Getting Comfortable Being Uncomfortable


Will Leesburg and Dave Hall
"Big Bear" Will Leesburg

Will Leesburg is my nemesis. As far as nemesises (nemesisi?) go he’s a pretty good one to have. It’s hard not to like the guy. His personality is as large as he is, and damn, that boy is big. Until he showed up I was the biggest guy in class, now I get to feel what the smaller guys feel when they roll with me...I should be ashamed of myself, but I'm not.


Will started training at Lionheart a few months after I did. He had absolutely no experience with jiu-jitsu, unlike myself who had had a few years of getting beaten up by more advanced guys who seemed to like to train with me as long as I didn’t actually know very much. In all fairness, they were all members of established schools and I was just glomming on to a club. They didn’t owe me any instruction, but it was from these guys that I learned the very first lesson of jiu-jitsu. Get comfortable being uncomfortable.


I know, it doesn’t sound like a very pleasant lesson to learn. In truth, it’s not, especially when some 250 pound dude is sitting on your head. But I’ve found that’s the way with the most important ones. They suck to learn, but once learned they bring a lot of value.


Will is my nemesis because he brings that lesson, get comfortable being uncomfortable, to bear every time we roll. I mentioned that Will is big. He is. He’s a good two inches taller than me and anywhere from 80 to 100 pounds heavier. I give that range because as big guys our weight fluctuates a good bit depending on the time of year and where we are in our personal cycles of Geez, I gotta get this weight off/Screw it, I’m always gonna be big.

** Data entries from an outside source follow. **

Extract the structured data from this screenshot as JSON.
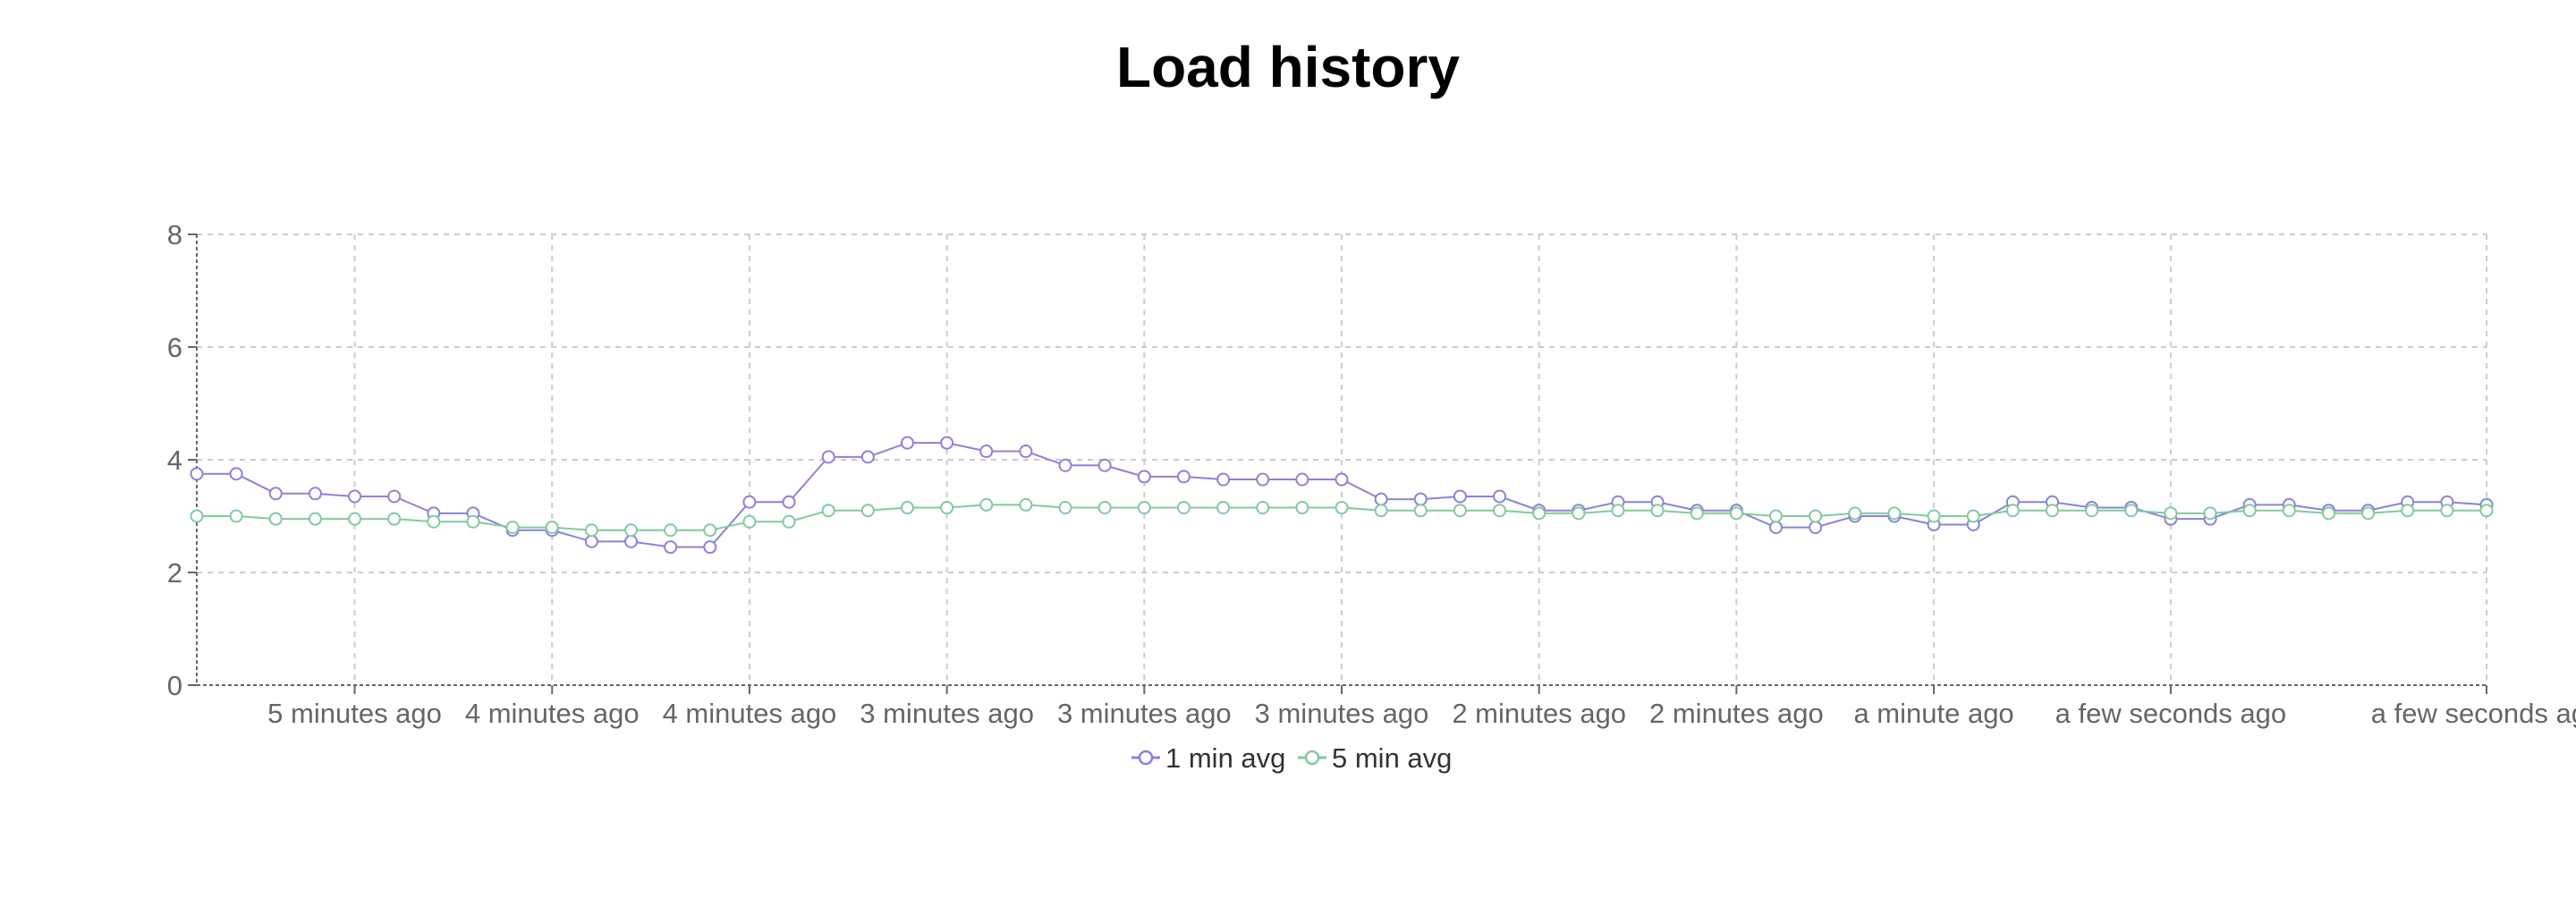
{
  "page": {
    "title": "Load history"
  },
  "chart_data": {
    "type": "line",
    "title": "Load history",
    "xlabel": "",
    "ylabel": "",
    "ylim": [
      0,
      8
    ],
    "yticks": [
      0,
      2,
      4,
      6,
      8
    ],
    "grid": true,
    "legend_position": "bottom-center",
    "x_tick_labels": [
      "5 minutes ago",
      "4 minutes ago",
      "4 minutes ago",
      "3 minutes ago",
      "3 minutes ago",
      "3 minutes ago",
      "2 minutes ago",
      "2 minutes ago",
      "a minute ago",
      "a few seconds ago",
      "a few seconds ago"
    ],
    "x_tick_sample_index": [
      4,
      9,
      14,
      19,
      24,
      29,
      34,
      39,
      44,
      50,
      58
    ],
    "sample_count": 59,
    "series": [
      {
        "name": "1 min avg",
        "color": "#8884d8",
        "values": [
          3.75,
          3.75,
          3.4,
          3.4,
          3.35,
          3.35,
          3.05,
          3.05,
          2.75,
          2.75,
          2.55,
          2.55,
          2.45,
          2.45,
          3.25,
          3.25,
          4.05,
          4.05,
          4.3,
          4.3,
          4.15,
          4.15,
          3.9,
          3.9,
          3.7,
          3.7,
          3.65,
          3.65,
          3.65,
          3.65,
          3.3,
          3.3,
          3.35,
          3.35,
          3.1,
          3.1,
          3.25,
          3.25,
          3.1,
          3.1,
          2.8,
          2.8,
          3.0,
          3.0,
          2.85,
          2.85,
          3.25,
          3.25,
          3.15,
          3.15,
          2.95,
          2.95,
          3.2,
          3.2,
          3.1,
          3.1,
          3.25,
          3.25,
          3.2
        ]
      },
      {
        "name": "5 min avg",
        "color": "#82ca9d",
        "values": [
          3.0,
          3.0,
          2.95,
          2.95,
          2.95,
          2.95,
          2.9,
          2.9,
          2.8,
          2.8,
          2.75,
          2.75,
          2.75,
          2.75,
          2.9,
          2.9,
          3.1,
          3.1,
          3.15,
          3.15,
          3.2,
          3.2,
          3.15,
          3.15,
          3.15,
          3.15,
          3.15,
          3.15,
          3.15,
          3.15,
          3.1,
          3.1,
          3.1,
          3.1,
          3.05,
          3.05,
          3.1,
          3.1,
          3.05,
          3.05,
          3.0,
          3.0,
          3.05,
          3.05,
          3.0,
          3.0,
          3.1,
          3.1,
          3.1,
          3.1,
          3.05,
          3.05,
          3.1,
          3.1,
          3.05,
          3.05,
          3.1,
          3.1,
          3.1
        ]
      }
    ]
  }
}
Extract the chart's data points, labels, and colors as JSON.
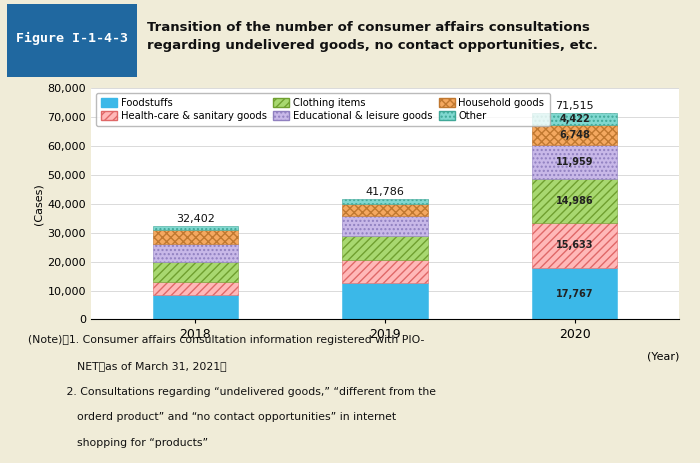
{
  "years": [
    "2018",
    "2019",
    "2020"
  ],
  "year_label": "(Year)",
  "categories": [
    "Foodstuffs",
    "Health-care & sanitary goods",
    "Clothing items",
    "Educational & leisure goods",
    "Household goods",
    "Other"
  ],
  "values": {
    "2018": [
      8500,
      4300,
      7200,
      6000,
      4900,
      1502
    ],
    "2019": [
      12500,
      8200,
      8000,
      7200,
      4100,
      1786
    ],
    "2020": [
      17767,
      15633,
      14986,
      11959,
      6748,
      4422
    ]
  },
  "totals": {
    "2018": 32402,
    "2019": 41786,
    "2020": 71515
  },
  "segment_labels_2020": [
    17767,
    15633,
    14986,
    11959,
    6748,
    4422
  ],
  "bar_width": 0.45,
  "ylim": [
    0,
    80000
  ],
  "yticks": [
    0,
    10000,
    20000,
    30000,
    40000,
    50000,
    60000,
    70000,
    80000
  ],
  "ylabel": "(Cases)",
  "title_box_text": "Figure I-1-4-3",
  "title_text": "Transition of the number of consumer affairs consultations\nregarding undelivered goods, no contact opportunities, etc.",
  "bg_color": "#F0ECD8",
  "header_bg": "#2068A0",
  "chart_bg": "#FFFFFF",
  "note_line1": "(Note)　1. Consumer affairs consultation information registered with PIO-",
  "note_line2": "              NET（as of March 31, 2021）",
  "note_line3": "           2. Consultations regarding “undelivered goods,” “different from the",
  "note_line4": "              orderd product” and “no contact opportunities” in internet",
  "note_line5": "              shopping for “products”"
}
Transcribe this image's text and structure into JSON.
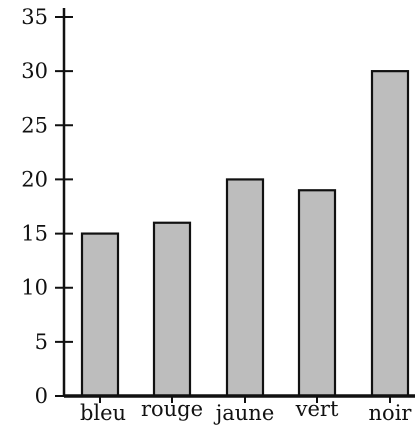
{
  "chart_data": {
    "type": "bar",
    "categories": [
      "bleu",
      "rouge",
      "jaune",
      "vert",
      "noir"
    ],
    "values": [
      15,
      16,
      20,
      19,
      30
    ],
    "ylim": [
      0,
      35
    ],
    "yticks": [
      0,
      5,
      10,
      15,
      20,
      25,
      30,
      35
    ],
    "title": "",
    "xlabel": "",
    "ylabel": "",
    "grid": false,
    "bar_color": "#bdbdbd",
    "bar_edge_color": "#111111",
    "axis_color": "#111111"
  }
}
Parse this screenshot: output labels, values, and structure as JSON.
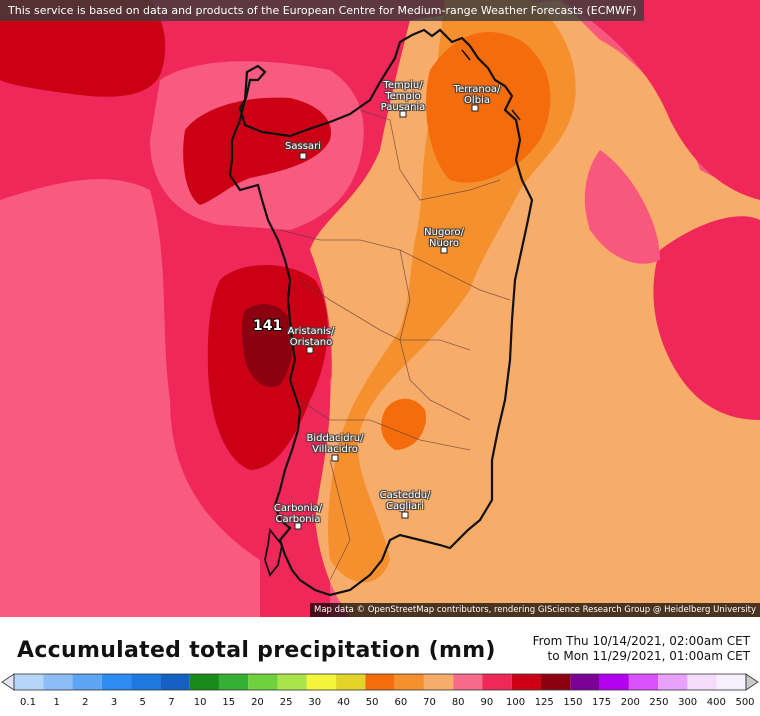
{
  "attribution_top": "This service is based on data and products of the European Centre for Medium-range Weather Forecasts (ECMWF)",
  "attribution_bottom": "Map data © OpenStreetMap contributors, rendering GIScience Research Group @ Heidelberg University",
  "max_marker": "141",
  "cities": [
    {
      "name": "Sassari"
    },
    {
      "name": "Tempiu/\nTempio\nPausania"
    },
    {
      "name": "Terranoa/\nOlbia"
    },
    {
      "name": "Nugoro/\nNuoro"
    },
    {
      "name": "Aristanis/\nOristano"
    },
    {
      "name": "Biddacidru/\nVillacidro"
    },
    {
      "name": "Casteddu/\nCagliari"
    },
    {
      "name": "Carbonia/\nCarbonia"
    }
  ],
  "title": "Accumulated total precipitation (mm)",
  "period": {
    "from": "From Thu 10/14/2021, 02:00am CET",
    "to": "to Mon 11/29/2021, 01:00am CET"
  },
  "legend": {
    "ticks": [
      "0.1",
      "1",
      "2",
      "3",
      "5",
      "7",
      "10",
      "15",
      "20",
      "25",
      "30",
      "40",
      "50",
      "60",
      "70",
      "80",
      "90",
      "100",
      "125",
      "150",
      "175",
      "200",
      "250",
      "300",
      "400",
      "500"
    ],
    "colors": [
      "#e4e4f6",
      "#b4d4f8",
      "#8cbcf6",
      "#5ca4f4",
      "#2c8cf2",
      "#1e78e0",
      "#1460c4",
      "#1a8a1a",
      "#34b034",
      "#6ed23e",
      "#a8e44a",
      "#f4f43a",
      "#e4d428",
      "#f46c0c",
      "#f4902e",
      "#f8ac6a",
      "#f86a8a",
      "#f0285a",
      "#cc0014",
      "#8c0010",
      "#7a0096",
      "#b400f0",
      "#d854fa",
      "#e8a2fa",
      "#f6dcfc",
      "#f6f0fc",
      "#c8c8c8"
    ]
  }
}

When he first joined the gym I generally had the upper hand. Will is big, but he's also very athletic. He played football in high school and college and even at 37 retains a lot of the explosive, quickness that made him so devastating on the offensive line. As I said, however, he was completely new to jiu-jitsu. The first time I caught him with a cross collar choke from the closed guard he looked at me wide eyed and said, “Wait, that’s a thing? You can do that?” “Yep.” I replied with more than a little pride.


I haven’t caught him with that cross collar since.


In the five plus years we’ve trained together I can count on one hand the number of times we’ve tapped each other, but if we’re judging based on points I’m way behind. Will is younger, bigger, faster, and in some areas even stronger, yet I will never pass on an opportunity to roll with him. It does not matter how tired I am or how much I really don’t want to spend the better part of three minutes underneath him. I will roll.


His jiu-jitsu has surpassed mine. He has a better understanding of the game. He out ranks me as he was promoted to purple belt last spring. All of these factors come together, like some weird Voltron of jiu-jitsu powers, into a great big pile of suck. And yet, I will never not roll with him.


Why?


Because he makes me better. I wonder sometimes if I’m enough of a challenge for him to keep things interesting, but I know he is for me. Every little victory means something. It means I’m getting better. The more comfortable I can get being uncomfortable the more I can free my mind to solve the problems Will presents. Problems like - Oh my God, he weighs a ton. How can I get him off of me? Oh wait, can I move that knee? Yeah, I think I can. Hold on, I think I can re-guard from here. Rolling with Will presents all kinds of challenges. Rising to meet those challenges makes me better. That’s what a training partner is for, to make you better. A nemesis even more so.